La Chapelle musicale Reine Élisabeth et J. Offenbach pour l’ouverture de saison à l’Opéra de Monte-Carlo

Jacques Offenbach, Un mari à la porte, Opéra de Monte-Carlo. Photographie © Alain Hanel.

L’opéra de Monte-Carlo aime à se distinguer. Là où d’autres scènes lyriques se plairaient, pour leur ouverture de saison, à produire une œuvre complexe, Jean-Louis Grinda, son Directeur général, préfère une montée en puissance dans la programmation. D’où des ouvertures de saison lyrique « atypiques » comme il le précisait de vive voix samedi 13 octobre Salle Garnier à Monaco tout en rendant un hommage appuyé à la soprano catalane Montserrat Caballé récemment disparue. En septembre 2016, il nous offrait ainsi un appetizer avec The Phantom of the Opera. L’année passée à la même époque, il nous régalait de Zakouski avec des artistes russes primés par l’Académie lyrique de Monte-Carlo. Cette année donc, nouveau périple européen avec deux pièces de Jacques Offenbach portées par des jeunes solistes de La Chapelle musicale Reine Élisabeth : un centre d’excellence de formation artistique à rayonnement international et ce, sous l’égide du baryton-basse belge José van Dam et de la mezzo-soprano française Sophie Koch, maîtres en résidence. En première partie « Un mari à la porte » puis, nettement plus célèbre chez le compositeur contemporain de Napoléon III, « Monsieur Choufleuri restera chez lui le…».  La mise en scène minimale d’Yves Coudray trouvait, fort heureusement, sa valorisation dans l’accompagnement dynamique au piano de Kira Parfeevets.

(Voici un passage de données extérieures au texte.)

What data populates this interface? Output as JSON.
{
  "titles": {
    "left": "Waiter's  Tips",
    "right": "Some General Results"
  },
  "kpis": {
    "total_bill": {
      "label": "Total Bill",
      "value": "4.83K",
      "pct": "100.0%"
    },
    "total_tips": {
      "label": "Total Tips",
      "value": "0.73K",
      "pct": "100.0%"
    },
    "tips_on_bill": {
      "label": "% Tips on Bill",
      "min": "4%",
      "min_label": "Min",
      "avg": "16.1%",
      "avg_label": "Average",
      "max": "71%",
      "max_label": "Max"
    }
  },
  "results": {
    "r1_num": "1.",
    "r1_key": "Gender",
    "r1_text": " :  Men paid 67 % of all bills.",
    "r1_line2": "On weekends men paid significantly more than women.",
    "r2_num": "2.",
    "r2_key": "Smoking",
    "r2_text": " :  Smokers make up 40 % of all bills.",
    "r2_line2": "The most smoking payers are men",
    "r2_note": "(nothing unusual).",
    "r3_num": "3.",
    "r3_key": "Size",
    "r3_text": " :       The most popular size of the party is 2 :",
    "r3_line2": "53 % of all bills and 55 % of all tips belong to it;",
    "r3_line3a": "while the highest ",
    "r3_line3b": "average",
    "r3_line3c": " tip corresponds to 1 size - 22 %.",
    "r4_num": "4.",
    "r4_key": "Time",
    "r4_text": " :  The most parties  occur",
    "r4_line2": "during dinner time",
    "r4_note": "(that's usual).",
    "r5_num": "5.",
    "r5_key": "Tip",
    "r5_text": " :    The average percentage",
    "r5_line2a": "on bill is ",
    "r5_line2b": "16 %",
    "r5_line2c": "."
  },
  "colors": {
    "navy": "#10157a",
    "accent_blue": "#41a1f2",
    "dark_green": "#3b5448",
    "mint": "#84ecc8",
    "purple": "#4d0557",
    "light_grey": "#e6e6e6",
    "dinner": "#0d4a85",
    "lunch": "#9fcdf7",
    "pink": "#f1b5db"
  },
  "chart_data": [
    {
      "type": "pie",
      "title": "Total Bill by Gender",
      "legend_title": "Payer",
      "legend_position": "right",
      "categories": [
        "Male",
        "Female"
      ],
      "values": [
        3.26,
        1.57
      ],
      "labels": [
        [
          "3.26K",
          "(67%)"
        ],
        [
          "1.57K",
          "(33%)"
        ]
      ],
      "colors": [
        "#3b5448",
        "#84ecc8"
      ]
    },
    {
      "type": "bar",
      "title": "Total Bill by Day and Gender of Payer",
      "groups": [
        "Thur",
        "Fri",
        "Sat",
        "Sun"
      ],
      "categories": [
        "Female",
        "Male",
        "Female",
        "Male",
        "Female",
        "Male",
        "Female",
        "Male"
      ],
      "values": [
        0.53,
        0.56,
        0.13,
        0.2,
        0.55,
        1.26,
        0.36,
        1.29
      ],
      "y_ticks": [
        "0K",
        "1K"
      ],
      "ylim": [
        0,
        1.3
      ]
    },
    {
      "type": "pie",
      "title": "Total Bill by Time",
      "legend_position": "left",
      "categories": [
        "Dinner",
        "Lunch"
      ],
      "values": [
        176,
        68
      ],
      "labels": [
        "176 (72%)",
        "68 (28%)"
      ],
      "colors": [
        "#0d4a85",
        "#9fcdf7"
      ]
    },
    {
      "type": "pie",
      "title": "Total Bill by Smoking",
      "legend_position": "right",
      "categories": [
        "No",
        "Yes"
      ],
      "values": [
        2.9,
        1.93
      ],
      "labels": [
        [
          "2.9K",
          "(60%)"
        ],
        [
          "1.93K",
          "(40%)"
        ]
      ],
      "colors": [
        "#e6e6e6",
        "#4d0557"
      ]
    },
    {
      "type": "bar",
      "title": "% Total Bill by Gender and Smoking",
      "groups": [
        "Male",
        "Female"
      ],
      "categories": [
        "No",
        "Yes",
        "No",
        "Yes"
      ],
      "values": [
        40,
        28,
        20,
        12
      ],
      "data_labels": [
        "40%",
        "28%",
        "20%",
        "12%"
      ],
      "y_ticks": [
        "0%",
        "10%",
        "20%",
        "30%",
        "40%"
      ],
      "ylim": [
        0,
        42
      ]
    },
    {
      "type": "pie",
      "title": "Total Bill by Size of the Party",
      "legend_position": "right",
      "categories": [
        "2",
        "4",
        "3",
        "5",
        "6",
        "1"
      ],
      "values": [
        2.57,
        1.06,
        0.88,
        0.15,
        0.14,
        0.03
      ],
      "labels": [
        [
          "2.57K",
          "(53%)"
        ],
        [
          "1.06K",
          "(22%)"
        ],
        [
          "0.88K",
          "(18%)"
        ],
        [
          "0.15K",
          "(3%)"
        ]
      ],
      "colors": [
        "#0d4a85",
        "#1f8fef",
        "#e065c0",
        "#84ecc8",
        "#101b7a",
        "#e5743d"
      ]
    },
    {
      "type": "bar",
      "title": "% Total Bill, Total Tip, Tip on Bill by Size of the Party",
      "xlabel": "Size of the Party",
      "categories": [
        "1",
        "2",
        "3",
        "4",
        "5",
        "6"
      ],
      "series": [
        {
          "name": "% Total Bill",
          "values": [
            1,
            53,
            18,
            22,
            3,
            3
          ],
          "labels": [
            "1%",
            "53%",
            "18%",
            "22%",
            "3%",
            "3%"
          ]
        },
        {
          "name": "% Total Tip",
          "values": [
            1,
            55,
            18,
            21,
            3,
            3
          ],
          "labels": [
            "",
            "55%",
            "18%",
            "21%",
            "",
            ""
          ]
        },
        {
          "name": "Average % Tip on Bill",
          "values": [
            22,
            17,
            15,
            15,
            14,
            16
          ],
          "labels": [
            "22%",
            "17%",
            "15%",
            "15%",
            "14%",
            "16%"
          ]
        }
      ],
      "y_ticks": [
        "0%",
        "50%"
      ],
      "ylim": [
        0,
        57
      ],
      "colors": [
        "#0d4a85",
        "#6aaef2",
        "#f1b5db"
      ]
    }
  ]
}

Pierre-Emmanuel Roubet (Chrysodule Babylas) et Dania El Zein (Ernestine). Photographie © Alain Hanel.

Première à l’opéra de Monte-Carlo, « Un mari à la porte » créé en 1859 au Théâtre des Bouffes-Parisiens sur un livret d’Alfred Delacour et Léon Morand ne présente qu’un intérêt aussi mince que l’intrigue : quiproquo de situation sur fond de chassé-croisé amoureux, thème aussi frivole que les « Séries » et autres bacchanales de Compiègne sous le Second Empire. Mais nous savons que Jacques Offenbach multipliait les petites opérettes afin de remplir des salles dont il était l’heureux propriétaire. Serait-ce une conséquence de ce manque d’appétence pour ce pauvre « Mari à la porte » ? Toujours est-il que le cœur des artistes (Fabien Hyon pour Florestan Ducroquet, Mathilde Legrand pour Suzanne, Dania El Zein pour Rosita et Alexandre Artemenko pour Henri Martel) n’y était pas : diction très aléatoire pour le parlé — un peu mieux pour les hommes — et paroles incompréhensibles pour la partie chantée. Fait d’autant plus inacceptable pour des artistes francophones même si, entend-on, la langue française « s'est émancipée de son lien avec la nation française pour accueillir tous les imaginaires ». Un « imaginaire » qui ne parvient pas à se faire entendre et comprendre de l’autre, à « symboliser » aurait peut-être expliqué Lacan, pose assurément problème.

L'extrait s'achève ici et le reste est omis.